Influenza viruses have an eight-segment genome. Each segment can potentially swap genes with other influenza viruses inside a host, a process known as reassortment. This, Schaffner told Al Jazeera, makes minks and swine — which can contract human, swine, and avian influenza viruses — potential mixing bowls.
In, say, a pig simultaneously infected with a human-associated flu virus and avian influenza, this genetic reshuffling could result in a deadly new virus: one with H5N1’s virulence and mortality, and the receptors to precisely target humans.
Already a crisis
Developing an entirely new vaccine would likely take six to seven months, said Schaffner. Existing stockpiles of antivirals, he said, would likely be consumed quickly. Thus, if the bird flu sweeping the world does lead to a pandemic among humans, it would probably fall on lockdown procedures to buy time for a vaccine.
“COVID has told us about the effects of behavioural interventions,” said Schaffner. During lockdowns, “while we were social distancing and all wearing masks, we had a season with almost no influenza”.
In the wake of COVID-19, people are practised at distancing procedures. Granted, another lockdown might be a hard sell to a weary public. Nevertheless, given the high mortality of historical H5N1 cases, Schaffner believes that once casualties start rising, people would likely toe the line — slowing the spread of a potential avian influenza outbreak.

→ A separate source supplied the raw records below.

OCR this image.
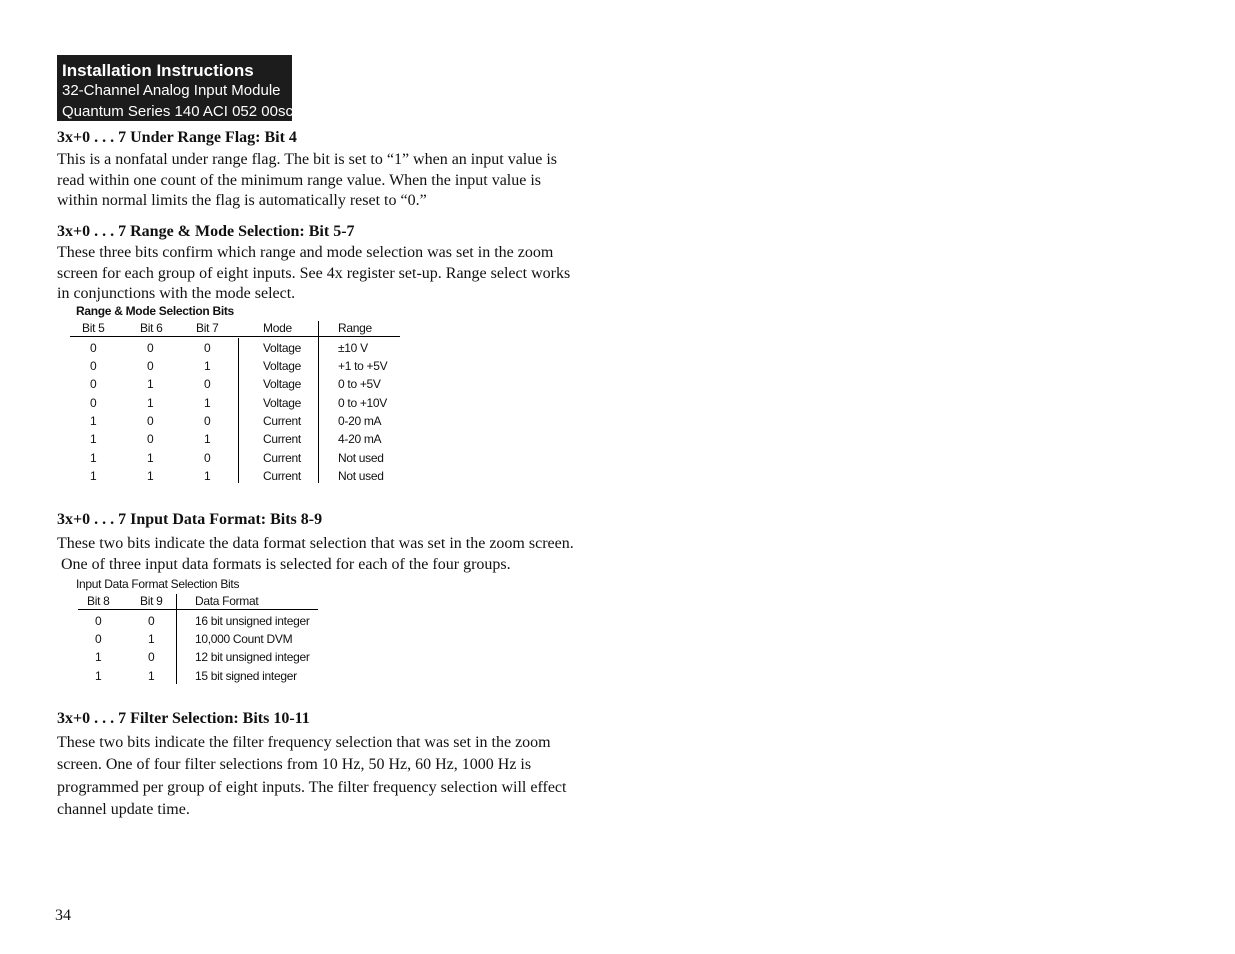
Installation Instructions
32-Channel Analog Input Module
Quantum Series 140 ACI 052 00sc
3x+0 . . . 7 Under Range Flag: Bit 4
This is a nonfatal under range flag. The bit is set to “1” when an input value is read within one count of the minimum range value. When the input value is within normal limits the flag is automatically reset to “0.”
3x+0 . . . 7 Range & Mode Selection: Bit 5-7
These three bits confirm which range and mode selection was set in the zoom screen for each group of eight inputs. See 4x register set-up. Range select works in conjunctions with the mode select.
Range & Mode Selection Bits
Bit 5	Bit 6	Bit 7	Mode	Range
0	0	0	Voltage	±10 V
0	0	1	Voltage	+1 to +5V
0	1	0	Voltage	0 to +5V
0	1	1	Voltage	0 to +10V
1	0	0	Current	0-20 mA
1	0	1	Current	4-20 mA
1	1	0	Current	Not used
1	1	1	Current	Not used
3x+0 . . . 7 Input Data Format: Bits 8-9
These two bits indicate the data format selection that was set in the zoom screen.
One of three input data formats is selected for each of the four groups.
Input Data Format Selection Bits
Bit 8	Bit 9	Data Format
0	0	16 bit unsigned integer
0	1	10,000 Count DVM
1	0	12 bit unsigned integer
1	1	15 bit signed integer
3x+0 . . . 7 Filter Selection: Bits 10-11
These two bits indicate the filter frequency selection that was set in the zoom screen. One of four filter selections from 10 Hz, 50 Hz, 60 Hz, 1000 Hz is programmed per group of eight inputs. The filter frequency selection will effect channel update time.
34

To be sure, there is only a slight risk of avian influenza targeting humans at the moment, but that comfort belies three concerning certainties. There will be an influenza emergency at some point; there are simply too many types of influenza, which mutate easily, and for which humans have limited resistance. Bird flu is a growing contender for the pandemic prize, threatening a mortality rate that far eclipses that of COVID-19. And in some ways, H5N1 is already a pandemic.
It is a pandemic on the beaches of Peru, where more than 10,000 pelicans have washed ashore in recent months. It is a pandemic in the empty nests of seabird colonies the world over. It is a pandemic for those who rely on both the money and food provided by poultry production, who had to cull millions of animals in the past 15 months.
Nutritionally, economically and ecologically, H5N1 is already a crisis. And despite the current low risks, the high-stakes threat of a bird flu pandemic among humans has the world at attention.